Powerful People – Emma Jolley, Caregiver

Read Emma’s story of how caring for her mother after a stroke impacted her life.

Tell us a little about yourself.
My name is Emma Infanta Hughes-Jolley and I was born and raised in a little place outside of Cape Charles, Va. I was raised on a small farm with my grandparents, mother and brother. My mother and grandparents had a genuine relationship with God. We spent more time in church than the average family and we were very involved in our congregation.

What is your connection to stroke?
In 1994, my mom had a stroke. She’d been a psychiatric nurse for over 15 years and later worked in a nursing home as a geriatric nurse, and then with mentally and physically challenged children, teens and young adults. My mother suffered from high blood pressure for years and was on medication all throughout my teens and adulthood.

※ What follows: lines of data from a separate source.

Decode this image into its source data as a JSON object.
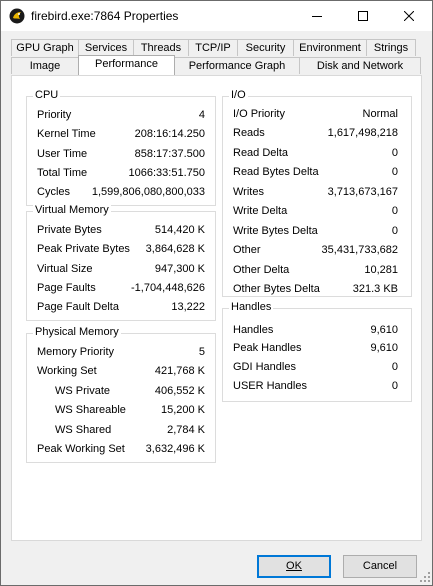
{
  "window": {
    "title": "firebird.exe:7864 Properties"
  },
  "tabs": {
    "row1": [
      "GPU Graph",
      "Services",
      "Threads",
      "TCP/IP",
      "Security",
      "Environment",
      "Strings"
    ],
    "row2": [
      "Image",
      "Performance",
      "Performance Graph",
      "Disk and Network"
    ],
    "active": "Performance"
  },
  "cpu": {
    "title": "CPU",
    "rows": [
      {
        "label": "Priority",
        "value": "4"
      },
      {
        "label": "Kernel Time",
        "value": "208:16:14.250"
      },
      {
        "label": "User Time",
        "value": "858:17:37.500"
      },
      {
        "label": "Total Time",
        "value": "1066:33:51.750"
      },
      {
        "label": "Cycles",
        "value": "1,599,806,080,800,033"
      }
    ]
  },
  "virtual_memory": {
    "title": "Virtual Memory",
    "rows": [
      {
        "label": "Private Bytes",
        "value": "514,420 K"
      },
      {
        "label": "Peak Private Bytes",
        "value": "3,864,628 K"
      },
      {
        "label": "Virtual Size",
        "value": "947,300 K"
      },
      {
        "label": "Page Faults",
        "value": "-1,704,448,626"
      },
      {
        "label": "Page Fault Delta",
        "value": "13,222"
      }
    ]
  },
  "physical_memory": {
    "title": "Physical Memory",
    "rows": [
      {
        "label": "Memory Priority",
        "value": "5"
      },
      {
        "label": "Working Set",
        "value": "421,768 K"
      },
      {
        "label": "WS Private",
        "value": "406,552 K"
      },
      {
        "label": "WS Shareable",
        "value": "15,200 K"
      },
      {
        "label": "WS Shared",
        "value": "2,784 K"
      },
      {
        "label": "Peak Working Set",
        "value": "3,632,496 K"
      }
    ]
  },
  "io": {
    "title": "I/O",
    "rows": [
      {
        "label": "I/O Priority",
        "value": "Normal"
      },
      {
        "label": "Reads",
        "value": "1,617,498,218"
      },
      {
        "label": "Read Delta",
        "value": "0"
      },
      {
        "label": "Read Bytes Delta",
        "value": "0"
      },
      {
        "label": "Writes",
        "value": "3,713,673,167"
      },
      {
        "label": "Write Delta",
        "value": "0"
      },
      {
        "label": "Write Bytes Delta",
        "value": "0"
      },
      {
        "label": "Other",
        "value": "35,431,733,682"
      },
      {
        "label": "Other Delta",
        "value": "10,281"
      },
      {
        "label": "Other Bytes Delta",
        "value": "321.3  KB"
      }
    ]
  },
  "handles": {
    "title": "Handles",
    "rows": [
      {
        "label": "Handles",
        "value": "9,610"
      },
      {
        "label": "Peak Handles",
        "value": "9,610"
      },
      {
        "label": "GDI Handles",
        "value": "0"
      },
      {
        "label": "USER Handles",
        "value": "0"
      }
    ]
  },
  "buttons": {
    "ok": "OK",
    "cancel": "Cancel"
  }
}
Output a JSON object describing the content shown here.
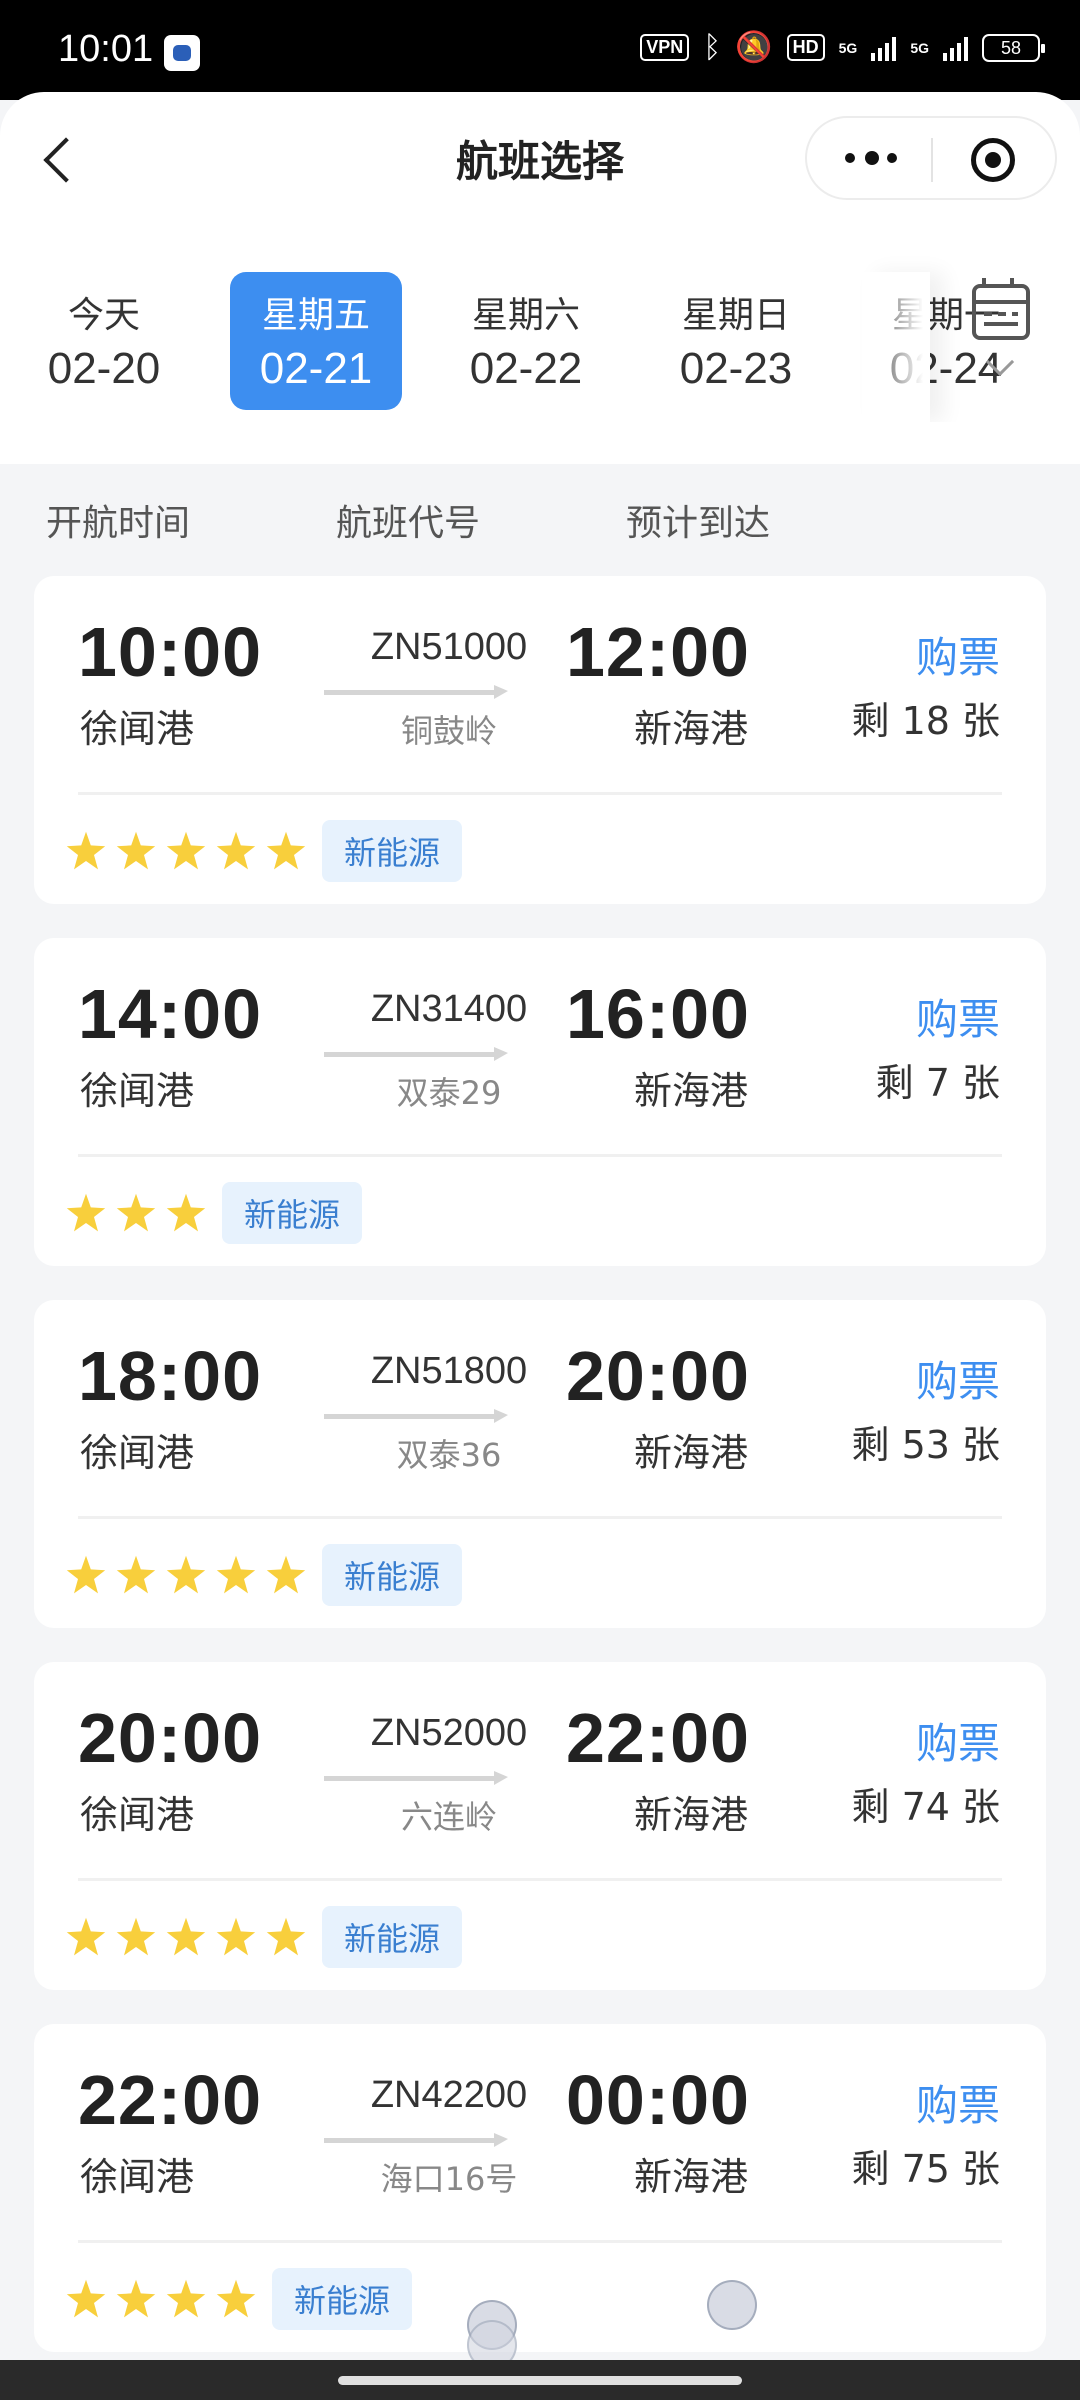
{
  "status_bar": {
    "time": "10:01",
    "vpn": "VPN",
    "hd": "HD",
    "signal_1": "5G",
    "signal_2": "5G",
    "battery": "58"
  },
  "header": {
    "title": "航班选择",
    "back_icon": "back-arrow-icon",
    "more_icon": "more-dots-icon",
    "target_icon": "record-target-icon"
  },
  "dates": [
    {
      "weekday": "今天",
      "date": "02-20",
      "selected": false
    },
    {
      "weekday": "星期五",
      "date": "02-21",
      "selected": true
    },
    {
      "weekday": "星期六",
      "date": "02-22",
      "selected": false
    },
    {
      "weekday": "星期日",
      "date": "02-23",
      "selected": false
    },
    {
      "weekday": "星期一",
      "date": "02-24",
      "selected": false
    }
  ],
  "column_headers": {
    "departure": "开航时间",
    "flight_no": "航班代号",
    "arrival": "预计到达"
  },
  "flights": [
    {
      "dep_time": "10:00",
      "dep_port": "徐闻港",
      "flight_no": "ZN51000",
      "ship": "铜鼓岭",
      "arr_time": "12:00",
      "arr_port": "新海港",
      "buy_label": "购票",
      "seats": "剩 18 张",
      "stars": 5,
      "tag": "新能源"
    },
    {
      "dep_time": "14:00",
      "dep_port": "徐闻港",
      "flight_no": "ZN31400",
      "ship": "双泰29",
      "arr_time": "16:00",
      "arr_port": "新海港",
      "buy_label": "购票",
      "seats": "剩 7 张",
      "stars": 3,
      "tag": "新能源"
    },
    {
      "dep_time": "18:00",
      "dep_port": "徐闻港",
      "flight_no": "ZN51800",
      "ship": "双泰36",
      "arr_time": "20:00",
      "arr_port": "新海港",
      "buy_label": "购票",
      "seats": "剩 53 张",
      "stars": 5,
      "tag": "新能源"
    },
    {
      "dep_time": "20:00",
      "dep_port": "徐闻港",
      "flight_no": "ZN52000",
      "ship": "六连岭",
      "arr_time": "22:00",
      "arr_port": "新海港",
      "buy_label": "购票",
      "seats": "剩 74 张",
      "stars": 5,
      "tag": "新能源"
    },
    {
      "dep_time": "22:00",
      "dep_port": "徐闻港",
      "flight_no": "ZN42200",
      "ship": "海口16号",
      "arr_time": "00:00",
      "arr_port": "新海港",
      "buy_label": "购票",
      "seats": "剩 75 张",
      "stars": 4,
      "tag": "新能源"
    }
  ],
  "colors": {
    "accent": "#3d8ef0",
    "star": "#f8cf3c",
    "tag_bg": "#e7f2fd",
    "page_bg": "#f4f5f7"
  }
}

What do you remember about the day your mother had a stroke?
I was living in North Carolina with my brother, his wife and my mother and daughter. One day, I went out to get some items to fix dinner and when I returned home my mom was lying on the living room floor. I asked her why was she sleeping on the floor and when she turned her head toward me, I knew she’d had a stroke. Her mouth was twisted and as she was trying to get up she was spinning on the floor.

I called the ambulance and we rushed her to the hospital. The doctors told me that she suffered paralysis on her left side and would need constant care. They asked me what nursing home I was sending my mother to. I told them I couldn’t send my mom to a nursing home and that they needed to teach me how to take care of her. My mom did everything for me and I would do no less.

What happened after her stroke?
I went to that hospital every day for a week to learn everything I needed to know. When the time came to leave the hospital, they had lined up physical and occupational therapy four times a week. They had transportation that would come and pick her up and bring her back home when it was over.

It was hard. It seemed like my mother did not want to do the work, but I realize that was because of the damage that had been done to her brain. She had a potty chair in her bedroom, but she preferred the diapers. She would not really try to walk with the walker or with the cane; she just relied on me and her wheelchair.

It was hard to watch this vibrant, loving caring and strong woman be reduced to someone who wouldn’t do anything but feed herself. My mother was always a woman of faith who did not use profanity or say derogatory things, but after the stroke she began to do just that.

What other complications did your mom have from her stroke?
My mother suffered multiple complications. She stopped eating and had a feeding tube. When they did the surgery to place the feeding tube, my mom suffered several strokes. It took everything from her. She could not speak, she could not walk, she could not eat, she couldn’t even hold her body up to sit. It broke my heart. Again, they tried to get me to put her in a nursing home, but again I declined. I took my mom home with me.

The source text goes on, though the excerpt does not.